Structure−Activity Relationships of 7-Deaza-6-benzylthioinosine Analogues as Ligands of Toxoplasma gondii Adenosine Kinase

• Published in: Journal of medicinal chemistry Vol. 51; no. 13; pp. 3934 - 3945
• Main Authors: Kim, Young Ah, Sharon, Ashoke, Chu, Chung K, Rais, Reem H, Al Safarjalani, Omar N, Naguib, Fardos N. M, el Kouni, Mahmoud H
• Format: Journal Article
• Language: English
• Published: WASHINGTON American Chemical Society 10.07.2008; Amer Chemical Soc
• Subjects: Adenosine Kinase - antagonists & inhibitors; Adenosine Kinase - metabolism; Animals; Antibiotics.
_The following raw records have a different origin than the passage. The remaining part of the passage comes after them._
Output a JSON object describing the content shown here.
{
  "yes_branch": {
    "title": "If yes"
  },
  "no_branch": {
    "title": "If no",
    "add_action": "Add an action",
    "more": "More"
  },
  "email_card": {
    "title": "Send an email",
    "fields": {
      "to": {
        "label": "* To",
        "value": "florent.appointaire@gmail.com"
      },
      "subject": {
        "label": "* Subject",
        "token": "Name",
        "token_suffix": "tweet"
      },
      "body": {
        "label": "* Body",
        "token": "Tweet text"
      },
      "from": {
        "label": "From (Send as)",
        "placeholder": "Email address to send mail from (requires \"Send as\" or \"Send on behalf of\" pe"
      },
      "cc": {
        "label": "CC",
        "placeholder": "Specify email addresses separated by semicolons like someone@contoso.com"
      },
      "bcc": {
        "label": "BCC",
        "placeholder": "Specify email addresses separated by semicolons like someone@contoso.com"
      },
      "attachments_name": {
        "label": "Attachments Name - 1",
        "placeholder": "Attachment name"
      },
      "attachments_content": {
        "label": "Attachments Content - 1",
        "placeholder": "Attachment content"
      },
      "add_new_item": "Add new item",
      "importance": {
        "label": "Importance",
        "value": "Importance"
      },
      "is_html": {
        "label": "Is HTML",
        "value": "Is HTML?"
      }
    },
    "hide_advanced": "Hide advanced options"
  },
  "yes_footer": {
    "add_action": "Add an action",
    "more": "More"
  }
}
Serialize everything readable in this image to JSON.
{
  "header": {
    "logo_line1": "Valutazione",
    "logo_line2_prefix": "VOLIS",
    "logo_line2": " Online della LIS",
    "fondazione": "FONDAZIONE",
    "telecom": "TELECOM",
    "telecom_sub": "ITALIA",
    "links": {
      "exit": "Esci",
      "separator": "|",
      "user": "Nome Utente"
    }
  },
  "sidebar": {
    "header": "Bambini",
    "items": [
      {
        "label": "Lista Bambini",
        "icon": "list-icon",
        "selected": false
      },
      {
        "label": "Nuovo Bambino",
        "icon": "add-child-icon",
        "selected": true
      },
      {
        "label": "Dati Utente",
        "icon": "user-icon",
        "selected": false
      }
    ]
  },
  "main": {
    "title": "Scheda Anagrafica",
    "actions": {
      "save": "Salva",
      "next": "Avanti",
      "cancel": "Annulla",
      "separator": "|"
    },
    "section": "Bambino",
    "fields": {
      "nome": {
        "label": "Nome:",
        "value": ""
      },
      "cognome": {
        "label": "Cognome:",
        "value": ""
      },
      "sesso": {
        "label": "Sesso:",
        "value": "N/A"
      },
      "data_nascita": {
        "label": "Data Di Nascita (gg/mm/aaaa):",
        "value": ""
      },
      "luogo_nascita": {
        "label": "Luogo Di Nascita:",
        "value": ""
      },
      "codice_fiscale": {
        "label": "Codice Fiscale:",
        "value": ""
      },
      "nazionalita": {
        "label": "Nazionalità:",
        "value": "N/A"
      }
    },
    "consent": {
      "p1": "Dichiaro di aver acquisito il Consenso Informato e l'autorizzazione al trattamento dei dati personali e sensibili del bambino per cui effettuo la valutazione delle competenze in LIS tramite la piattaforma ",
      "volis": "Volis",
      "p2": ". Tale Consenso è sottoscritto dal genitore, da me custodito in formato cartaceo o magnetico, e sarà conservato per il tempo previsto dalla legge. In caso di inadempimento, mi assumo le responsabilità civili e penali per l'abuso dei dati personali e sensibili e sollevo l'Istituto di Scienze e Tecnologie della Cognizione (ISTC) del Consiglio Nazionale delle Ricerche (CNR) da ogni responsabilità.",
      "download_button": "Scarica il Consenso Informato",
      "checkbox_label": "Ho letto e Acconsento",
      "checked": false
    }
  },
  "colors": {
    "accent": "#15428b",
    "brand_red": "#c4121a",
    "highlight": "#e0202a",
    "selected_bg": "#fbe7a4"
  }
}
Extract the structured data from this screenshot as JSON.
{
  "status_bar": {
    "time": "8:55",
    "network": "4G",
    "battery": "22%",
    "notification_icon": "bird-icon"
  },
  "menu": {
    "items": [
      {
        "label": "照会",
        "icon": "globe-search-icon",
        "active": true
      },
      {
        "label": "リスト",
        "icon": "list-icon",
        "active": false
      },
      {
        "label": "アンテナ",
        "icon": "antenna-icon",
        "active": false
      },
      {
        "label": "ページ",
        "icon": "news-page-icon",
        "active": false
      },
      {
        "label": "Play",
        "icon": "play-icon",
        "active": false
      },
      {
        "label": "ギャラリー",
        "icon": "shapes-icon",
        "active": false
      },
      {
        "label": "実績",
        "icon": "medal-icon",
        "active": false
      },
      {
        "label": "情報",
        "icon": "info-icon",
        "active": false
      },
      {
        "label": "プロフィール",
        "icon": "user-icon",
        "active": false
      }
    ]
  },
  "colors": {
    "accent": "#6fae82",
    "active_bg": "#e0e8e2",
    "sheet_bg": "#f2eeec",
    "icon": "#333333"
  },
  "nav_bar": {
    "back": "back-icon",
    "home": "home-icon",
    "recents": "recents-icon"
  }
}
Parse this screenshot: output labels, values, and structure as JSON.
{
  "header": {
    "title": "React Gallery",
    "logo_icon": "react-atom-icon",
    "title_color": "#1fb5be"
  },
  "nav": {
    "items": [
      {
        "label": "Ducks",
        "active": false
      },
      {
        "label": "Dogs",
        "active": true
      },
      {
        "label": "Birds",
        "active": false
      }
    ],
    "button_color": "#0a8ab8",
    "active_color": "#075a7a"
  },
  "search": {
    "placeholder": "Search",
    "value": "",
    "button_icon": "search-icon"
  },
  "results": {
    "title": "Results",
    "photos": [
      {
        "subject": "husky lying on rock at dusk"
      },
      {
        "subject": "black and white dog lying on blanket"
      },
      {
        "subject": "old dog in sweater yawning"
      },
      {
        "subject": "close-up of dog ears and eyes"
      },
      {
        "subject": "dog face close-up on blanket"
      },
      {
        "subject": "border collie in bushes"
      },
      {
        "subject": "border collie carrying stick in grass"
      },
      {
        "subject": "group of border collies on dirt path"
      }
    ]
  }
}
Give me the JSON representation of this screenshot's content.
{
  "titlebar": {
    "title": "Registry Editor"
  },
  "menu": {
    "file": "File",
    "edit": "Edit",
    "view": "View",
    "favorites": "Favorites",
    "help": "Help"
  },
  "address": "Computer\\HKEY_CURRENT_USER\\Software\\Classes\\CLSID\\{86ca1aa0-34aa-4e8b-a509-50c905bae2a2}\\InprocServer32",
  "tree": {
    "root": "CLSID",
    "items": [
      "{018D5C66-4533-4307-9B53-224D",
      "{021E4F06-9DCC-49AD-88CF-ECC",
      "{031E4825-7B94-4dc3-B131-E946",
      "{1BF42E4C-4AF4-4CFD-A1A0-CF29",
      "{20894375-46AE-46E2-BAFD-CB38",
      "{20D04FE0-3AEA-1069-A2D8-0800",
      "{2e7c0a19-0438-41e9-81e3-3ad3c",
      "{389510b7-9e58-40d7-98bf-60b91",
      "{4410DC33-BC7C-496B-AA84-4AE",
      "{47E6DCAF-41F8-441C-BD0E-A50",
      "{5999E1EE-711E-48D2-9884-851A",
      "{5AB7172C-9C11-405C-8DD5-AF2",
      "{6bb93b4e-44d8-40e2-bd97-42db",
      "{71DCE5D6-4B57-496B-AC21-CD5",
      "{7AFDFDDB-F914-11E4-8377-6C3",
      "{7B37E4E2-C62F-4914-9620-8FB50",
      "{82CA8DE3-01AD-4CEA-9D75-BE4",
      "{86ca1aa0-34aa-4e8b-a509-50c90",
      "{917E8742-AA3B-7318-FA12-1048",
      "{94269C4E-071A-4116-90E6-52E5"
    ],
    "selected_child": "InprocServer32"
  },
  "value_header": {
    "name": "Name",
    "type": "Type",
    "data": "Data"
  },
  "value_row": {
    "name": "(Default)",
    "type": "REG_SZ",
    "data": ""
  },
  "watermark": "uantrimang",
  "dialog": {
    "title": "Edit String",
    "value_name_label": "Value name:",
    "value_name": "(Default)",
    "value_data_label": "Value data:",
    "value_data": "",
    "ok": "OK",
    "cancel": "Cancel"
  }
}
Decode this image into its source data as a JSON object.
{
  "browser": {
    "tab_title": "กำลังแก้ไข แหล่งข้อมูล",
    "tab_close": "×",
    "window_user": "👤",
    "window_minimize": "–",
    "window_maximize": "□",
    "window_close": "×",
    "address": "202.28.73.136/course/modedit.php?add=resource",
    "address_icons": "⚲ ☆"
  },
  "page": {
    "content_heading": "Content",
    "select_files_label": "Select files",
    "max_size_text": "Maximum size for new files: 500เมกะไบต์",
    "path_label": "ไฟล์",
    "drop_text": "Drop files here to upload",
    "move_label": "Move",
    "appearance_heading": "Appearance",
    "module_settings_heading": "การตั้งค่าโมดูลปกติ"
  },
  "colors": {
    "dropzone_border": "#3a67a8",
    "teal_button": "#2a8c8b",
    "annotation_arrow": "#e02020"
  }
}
Antiinfectious agents. Antiparasitic agents; Antiparasitic agents; Antiprotozoal Agents - chemical synthesis; Antiprotozoal Agents - chemistry; Antiprotozoal Agents - pharmacology; Biological and medical sciences; Cells, Cultured; Chemistry, Medicinal; Humans; Life Sciences & Biomedicine; Ligands; Medical sciences; Models, Molecular; Molecular Structure; Pharmacology & Pharmacy; Pharmacology. Drug treatments; Protein Kinase Inhibitors - analogs & derivatives; Protein Kinase Inhibitors - chemical synthesis; Protein Kinase Inhibitors - chemistry; Protein Kinase Inhibitors - pharmacology; Science & Technology; Structure-Activity Relationship; Thioinosine - analogs & derivatives; Thioinosine - chemical synthesis; Thioinosine - chemistry; Thioinosine - pharmacology; Toxoplasma - drug effects; Toxoplasma - enzymology; POTENT; THERAPY; METABOLISM; NUCLEOSIDES; ENCEPHALITIS; SUBSTRATE; TARGETS; GLYCOSYLATION; INHIBITORS; 6-BENZYLTHIOINOSINE ANALOGS; Protozoa; Apicomplexa; Nitrile; Enzyme; Nitrogen heterocycle; Transferases; Enzyme inhibitor; Inhibitor enzyme complex; In vitro; Modeling; Antiprotozoal agent; Toxoplasma gondii; Structure activity relation; Adenosine kinase; Molecular model; Bicyclic compound; Binding mode; Parasiticide; Benzonitrile derivatives; Nucleoside; Ribonucleoside; Chemical synthesis
• ISSN: 0022-2623; 1520-4804
• DOI: 10.1021/jm800201s

Several 7-deaza-6-benzylthioinosine analogues with varied substituents on aromatic ring were synthesized and evaluated against Toxoplasma gondii adenosine kinase (EC.2.7.1.20). Structure−activity relationships indicated that the nitrogen atom at the 7-position does not appear to be a critical structural requirement. Molecular modeling reveals that the 7-deazapurine motif provided flexibility to the 6-benzylthio group as a result of the absence of H-bonding between N7 and Thr140. This flexibility allowed better fitting of the 6-benzylthio group into the hydrophobic pocket of the enzyme at the 6-position. In general, single substitutions at the para or meta position enhanced binding. On the other hand, single substitutions at the ortho position led to the loss of binding affinity. The most potent compounds, 7-deaza-p-cyano-6-benzylthioinosine (IC50 = 5.3 μM) and 7-deaza-p-methoxy-6-benzylthioinosine (IC50 = 4.6 μM), were evaluated in cell culture to delineate their selective toxicity.